- Born: 19 June 1900 St. Petersburg, Russia
- Died: 17 January 1990 (aged 89) Paris, France
- Scientific career
- Workplaces: Institut des Hautes Études Scientifiques
- Doctoral advisor: Gustave Choquet

= Léon Motchane =

French mathematician

Léon Motchane (19 June 1900 – 17 January 1990) was a French industrialist and mathematician and the founder of the Institut des Hautes Études Scientifiques in Bures-sur-Yvette.

==Biography==
Léon Motchane was of mixed Russian and Swiss parentage, of Jewish descent. He left Russia after the Russian Revolution in 1918, emigrated to Switzerland and then to France in 1924. Encouraged by the French mathematician Paul Montel, Motchane eventually received a doctorate in mathematics at age 54 under the direction of Gustave Choquet. In 1958 Cécile DeWitt-Morette invited Léon Motchane to see the Institute for Advanced Study in the USA which inspired Léon Motchane to establish an institute dedicated to fundamental research in three areas: mathematics, theoretical physics, and the methodology of human sciences
(the latter area never really took root at the IHÉS).
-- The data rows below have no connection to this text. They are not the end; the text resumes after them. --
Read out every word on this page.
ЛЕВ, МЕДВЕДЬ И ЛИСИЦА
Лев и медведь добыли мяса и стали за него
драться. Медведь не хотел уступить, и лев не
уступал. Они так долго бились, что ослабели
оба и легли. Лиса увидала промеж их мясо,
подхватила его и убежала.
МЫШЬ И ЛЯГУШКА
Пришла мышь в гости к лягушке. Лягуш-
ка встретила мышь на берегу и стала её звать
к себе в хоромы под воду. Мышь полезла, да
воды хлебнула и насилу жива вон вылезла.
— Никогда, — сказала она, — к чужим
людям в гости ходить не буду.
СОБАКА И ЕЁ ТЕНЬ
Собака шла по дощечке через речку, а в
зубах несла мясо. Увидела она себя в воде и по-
By the moral support of the American physicist Robert Oppenheimer, President of the IAS at that time, and the financial support of several major private companies he managed to create the Institut des Hautes Études Scientifiques in 1958. It moved to its present location in Bois-Marie in Bures-sur-Yvette in 1962. He attended the International Congress of Mathematicians in August 1966 held in Moscow and accepted Alexander Grothendieck's Fields Medal on his behalf as Grothendieck boycotted the Congress to protest over the treatment of the dissident writers. Motchane remained the IHÉS director from 1958 until he retired in 1971 when, the Dutch mathematician Nicolaas Kuiper, took over as the director of IHÉS.

One of Motchane's sons, Didier, became a politician.